Un secondo canale centroamericano e i raccordi che faranno dei fiumi Orinoco, Río Negro, delle Amazzoni e Río de la Plata un’unica via fluviale. Nuove autostrade e ferrovie uniranno la regione.

Per una tale rapidità è necesario che cambino per davvero tante cose…

Gli istituti dell’America Latina di ricerca scientifica e culturale sono integrati in una rete che si dedica allo studio dei problemi peculiari della regione. Vari satelliti allacciano le nostre reti audiovisive e diffondono programmi principalmente latinoamericani.
Un’efficace integrazione dei movimenti sociali, partiti politici e Stati permette un progresivo consolidamento del socialismo. E poi una milizia popolare armata, concepita e addestrata alla guerra di resistenza, dissuade le potenze imperiali dall’assaltare il nostro territorio.
Non ci sarà più analfabetismo e tutti parleranno il portoghese, e tutti i brasiliani lo spagnolo.
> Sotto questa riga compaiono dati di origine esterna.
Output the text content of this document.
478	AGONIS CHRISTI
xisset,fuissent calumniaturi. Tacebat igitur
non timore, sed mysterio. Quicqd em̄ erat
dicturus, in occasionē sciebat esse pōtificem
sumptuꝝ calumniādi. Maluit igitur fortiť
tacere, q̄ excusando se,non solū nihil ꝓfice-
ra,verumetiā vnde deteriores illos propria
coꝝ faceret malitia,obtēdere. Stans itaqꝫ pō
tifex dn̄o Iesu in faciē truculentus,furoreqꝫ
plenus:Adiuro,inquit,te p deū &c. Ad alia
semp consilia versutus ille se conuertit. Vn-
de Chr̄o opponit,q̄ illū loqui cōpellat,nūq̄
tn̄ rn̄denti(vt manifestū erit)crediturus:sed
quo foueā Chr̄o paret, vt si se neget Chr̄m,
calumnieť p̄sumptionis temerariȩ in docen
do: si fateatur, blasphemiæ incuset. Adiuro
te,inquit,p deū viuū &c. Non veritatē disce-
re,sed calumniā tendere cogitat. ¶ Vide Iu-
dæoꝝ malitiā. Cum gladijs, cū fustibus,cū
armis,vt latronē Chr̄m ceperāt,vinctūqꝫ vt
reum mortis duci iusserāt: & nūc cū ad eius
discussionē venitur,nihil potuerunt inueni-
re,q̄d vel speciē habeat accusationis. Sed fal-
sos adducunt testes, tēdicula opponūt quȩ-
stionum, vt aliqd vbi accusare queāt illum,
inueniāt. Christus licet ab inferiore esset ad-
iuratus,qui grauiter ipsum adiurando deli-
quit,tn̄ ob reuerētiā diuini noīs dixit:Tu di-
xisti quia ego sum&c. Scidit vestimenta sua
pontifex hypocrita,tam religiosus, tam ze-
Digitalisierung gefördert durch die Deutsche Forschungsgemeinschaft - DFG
Come a Cuba, a nessun abitante mancheranno l’istruzione, la sicurezza sociale e il lavoro.

Di tutti i libri che hai scritto, quale credi che avrà più longevità? E qual è quello che ti piacerebbe fosse tradotto in italiano?

Forse è Rajatabla. In Italia vedo volentieri la traduzione di Abrapalabra che — nelle sue mille sfaccettature – racconta la storia di un immigrato italiano mentre passa dalla sua lingua natale allo spagnolo, fino a che non riesce più a distinguere né l’una né l’altra.